Scheme 2 Synthetic transformations and the proposed reaction mechanism.

Based on previous studies,¹⁰ a plausible reaction pathway for the gold(I)-catalyzed asymmetric [8 + 4] cycloadditions is shown in Scheme 2D. Initially, the chiral gold complex facilitates the interaction between the alkyne and the carbonyl group of racemic 1-(1-alkynyl)cyclopropyl ketone 1, leading to the formation of intermediates I and I′. These intermediates undergo intramolecular ring closure at different rates due to the varying reactivities of the diastereomeric complexes. Specifically, the more reactive diastereomer I reacts faster, primarily forming intermediate II while preserving the enantiomeric purity of (1S,2R)-1 with good enantioselectivity. Guided by the chiral environment of the gold catalyst, tropone 2 undergoes SN2 addition with intermediate II to generate intermediate III. Finally, this is followed by intramolecular cyclization, yielding the desired cycloadduct 3, while regenerating the chiral gold catalyst.

Conclusions

In conclusion, we have developed a chiral gold-catalyzed stereoselective [8 + 4] cycloaddition of cyclopropyl ketones with simple tropones under mild reaction conditions. This method provides straightforward access to highly functionalized polycyclic cyclohepta[b]furo[3,4-d]oxepine derivatives featuring furan- and pyrrole-fused moieties from readily available starting materials, with good yields and excellent stereoselectivities.
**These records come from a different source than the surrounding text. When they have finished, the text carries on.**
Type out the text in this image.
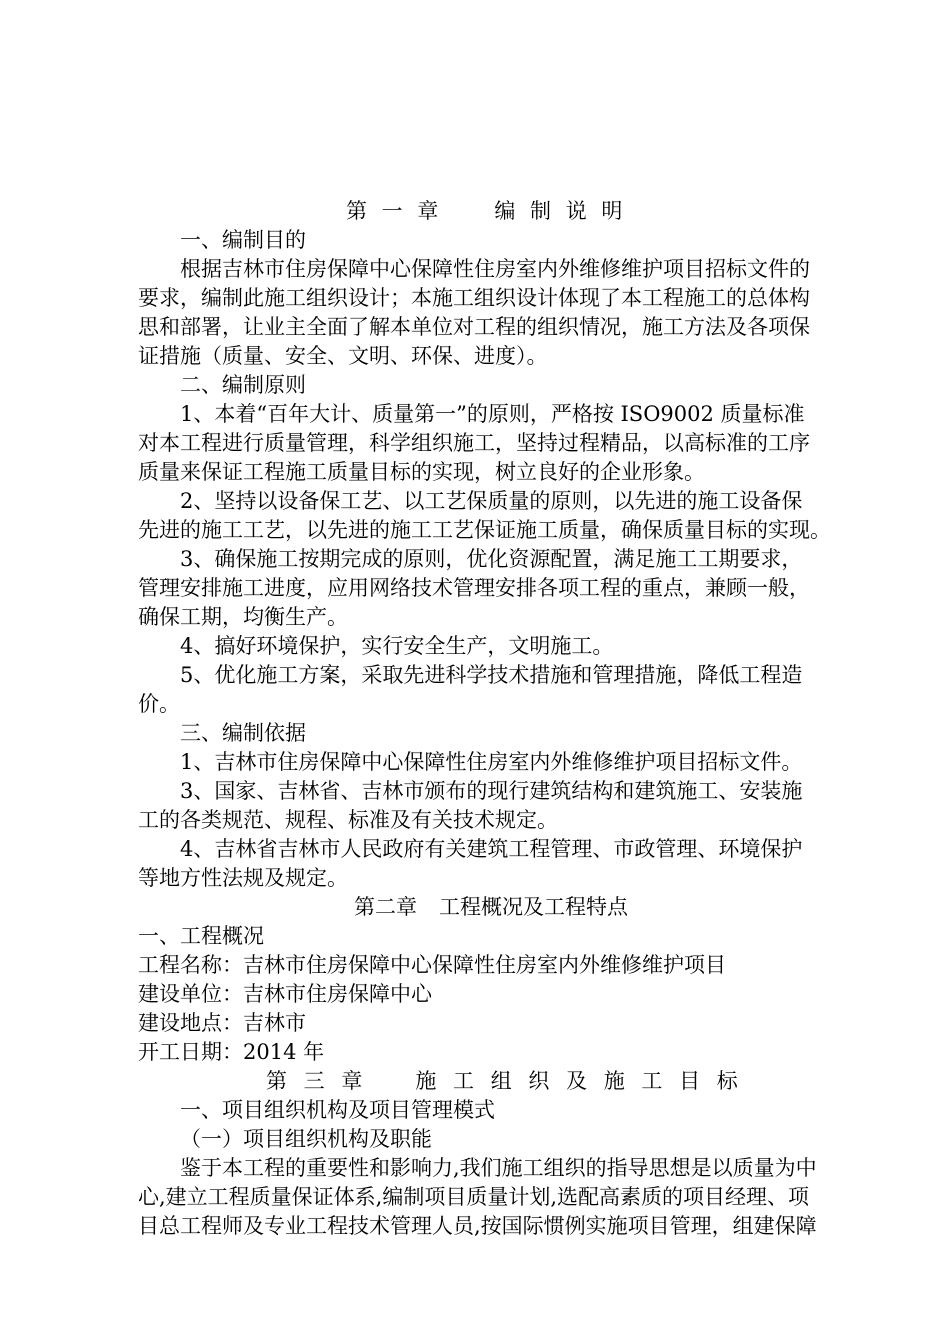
第 一 章 编 制 说 明
一、编制目的
根据吉林市住房保障中心保障性住房室内外维修维护项目招标文件的
要求，编制此施工组织设计；本施工组织设计体现了本工程施工的总体构
思和部署，让业主全面了解本单位对工程的组织情况，施工方法及各项保
证措施（质量、安全、文明、环保、进度）。
二、编制原则
1、本着“百年大计、质量第一”的原则，严格按 ISO9002 质量标准
对本工程进行质量管理，科学组织施工，坚持过程精品，以高标准的工序
质量来保证工程施工质量目标的实现，树立良好的企业形象。
2、坚持以设备保工艺、以工艺保质量的原则，以先进的施工设备保
先进的施工工艺，以先进的施工工艺保证施工质量，确保质量目标的实现。
3、确保施工按期完成的原则，优化资源配置，满足施工工期要求，
管理安排施工进度，应用网络技术管理安排各项工程的重点，兼顾一般，
确保工期，均衡生产。
4、搞好环境保护，实行安全生产，文明施工。
5、优化施工方案，采取先进科学技术措施和管理措施，降低工程造
价。
三、编制依据
1、吉林市住房保障中心保障性住房室内外维修维护项目招标文件。
3、国家、吉林省、吉林市颁布的现行建筑结构和建筑施工、安装施
工的各类规范、规程、标准及有关技术规定。
4、吉林省吉林市人民政府有关建筑工程管理、市政管理、环境保护
等地方性法规及规定。
第二章 工程概况及工程特点
一、工程概况
工程名称：吉林市住房保障中心保障性住房室内外维修维护项目
建设单位：吉林市住房保障中心
建设地点：吉林市
开工日期：2014 年
第 三 章 施 工 组 织 及 施 工 目 标
一、项目组织机构及项目管理模式
（一）项目组织机构及职能
鉴于本工程的重要性和影响力,我们施工组织的指导思想是以质量为中
心,建立工程质量保证体系,编制项目质量计划,选配高素质的项目经理、项
目总工程师及专业工程技术管理人员,按国际惯例实施项目管理，组建保障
These derivatives can be readily transformed into another class of chiral fused [5.5.0] skeletons via a [1,5]-H shift process. This novel strategy not only offers a powerful tool for the asymmetric synthesis of synthetically challenging fused [5.5.0] bicyclic scaffolds, but also expands the repertoire of asymmetric intermolecular higher-order cycloaddition methodologies, with potential applications in drug discovery.

Author contributions

X. Li designed the project. X. Wang performed the experiments. X. Wang and J. Wang analyzed the data. X. Li, J. Wang and X. Wang wrote the paper.

Data availability

The data supporting this article have been included as part of the ESI.† Data for this work, including optimization tables, general experimental procedures, characterization data (NMR and HPLC spectra) for all new compounds and X-ray data, are provided in the ESI.†

Conflicts of interest

There are no conflicts to declare.

Acknowledgements

We acknowledge the financial support for this work from the National Natural Science Foundation of China (21901142), the Natural Science Foundation of Jiangsu Province (BK20220097), the Natural Science Foundation of Shandong Province (ZR2024MB004), and the Fundamental Research Funds of Shandong University (2020QNQT007 and 2020QNQT009).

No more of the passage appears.